Tenant compte de cet ensemble de critiques de la doctrine, la
Cour de cassation a été amenée à modifier sa position à partir
d'un arrêt de la chambre commerciale du 26 octobre 1999, qui a
ouvert la voie à une option procédurale offerte à la caution.
Ceci nous conduit à la position actuelle de la Cour de
cassation.
B - LA POSITION ACTUELLE DE LA COUR DE CASSATION
1 - L'arrêt de la chambre commerciale du 26 octobre 1999
(pourvoi n° 96-16.837), rendu au visa des articles 64 et 71 du
nouveau Code de procédure civile (14),
a mis fin à la jurisprudence du 16 mars 1993 (pourvoi n°
90-20.614), en donnant à la caution le choix entre une défense
au fond, pour échapper au paiement, et une demande
reconventionnelle en dommages-intérêts éventuellement
équivalents au montant restant dû.
En effet, saisie du cas d'une caution qui invoquait contre la
banque créancière l'octroi abusif de concours au débiteur
principal puis leur dénonciation brutale, la chambre commerciale
a dit que la caution qui demande à être déchargée de son
obligation en raison de la faute commise par le créancier à
l'encontre du débiteur principal peut, ou bien procéder par voie
de défense au fond, sans prétendre obtenir un avantage autre que
le simple rejet de la prétention de son adversaire, ou bien
demander, par voie de demande reconventionnelle, à être
déchargée indirectement en sollicitant alors des
dommages-intérêts puis la compensation entre le montant de sa
dette et celui de ces dommages-intérêts.
Cette nouvelle position, considérée comme un revirement dans
la doctrine (15), a été
confortée par un second arrêt de la chambre commerciale du 26
avril 2000, rendu en formation plénière de cette Chambre
(16), qui a repris le même
chapeau que l'arrêt du 26 octobre 1999 (pourvoi n° 96-16.837),
en ajoutant la précision que la défense au fond doit tendre à un
rejet total ou partiel de la prétention de l'adversaire.
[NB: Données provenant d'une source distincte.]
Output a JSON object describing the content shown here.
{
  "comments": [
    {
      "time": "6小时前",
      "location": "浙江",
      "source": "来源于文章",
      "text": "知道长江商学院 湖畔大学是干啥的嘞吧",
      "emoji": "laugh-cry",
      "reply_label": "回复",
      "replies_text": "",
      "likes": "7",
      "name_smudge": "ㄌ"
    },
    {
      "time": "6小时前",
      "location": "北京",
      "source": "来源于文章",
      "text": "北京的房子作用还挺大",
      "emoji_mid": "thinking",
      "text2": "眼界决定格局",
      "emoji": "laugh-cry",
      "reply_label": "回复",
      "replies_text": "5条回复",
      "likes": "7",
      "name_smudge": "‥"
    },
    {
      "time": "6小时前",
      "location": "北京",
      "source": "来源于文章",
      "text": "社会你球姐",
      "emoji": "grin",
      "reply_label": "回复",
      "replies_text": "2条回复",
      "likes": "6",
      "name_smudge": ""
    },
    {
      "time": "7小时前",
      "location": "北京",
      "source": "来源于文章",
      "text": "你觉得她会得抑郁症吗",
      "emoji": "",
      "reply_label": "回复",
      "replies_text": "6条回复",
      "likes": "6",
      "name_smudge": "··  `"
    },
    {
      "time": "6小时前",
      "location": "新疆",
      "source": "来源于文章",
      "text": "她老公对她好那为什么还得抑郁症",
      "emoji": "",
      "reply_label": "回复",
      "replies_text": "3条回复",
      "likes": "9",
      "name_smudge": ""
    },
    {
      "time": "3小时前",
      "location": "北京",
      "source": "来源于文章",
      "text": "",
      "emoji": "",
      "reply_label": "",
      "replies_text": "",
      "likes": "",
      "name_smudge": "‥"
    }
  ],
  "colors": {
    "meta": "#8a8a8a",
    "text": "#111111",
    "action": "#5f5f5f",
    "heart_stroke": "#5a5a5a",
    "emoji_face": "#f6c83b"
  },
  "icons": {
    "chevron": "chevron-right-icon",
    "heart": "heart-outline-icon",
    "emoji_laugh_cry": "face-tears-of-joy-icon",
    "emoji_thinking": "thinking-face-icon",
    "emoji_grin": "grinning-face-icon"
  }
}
La 1ère chambre civile s'est ensuite, à son tour, alignée sur
la position de la chambre commerciale, en consacrant en termes
identiques la même option procédurale dans un arrêt du 4 octobre
2000(17).
Le rapport de la Cour de cassation pour 2001 constate, en
page 276, cette même reconnaissance de l'option procédurale de
la caution par les deux Chambres.
La question qui se pose aujourd'hui est de savoir s'il faut
maintenir cette jurisprudence.
C - LES SOLUTIONS ENVISAGEABLES
1 - Dans la présente affaire, il faut rappeler que la caution
Mme X... (arrêt 1) a demandé dans ses conclusions en appel :
- la confirmation du jugement entrepris (le tribunal de
grande instance avait déclaré nul l'engagement de caution faute
de respect des dispositions des articles L. 313.7 et L. 313.8 du
Code de la consommation relatives à la mention manuscrite
obligatoire et à la signature de la caution) ;
- la condamnation de la banque La Hénin à payer à Mme X...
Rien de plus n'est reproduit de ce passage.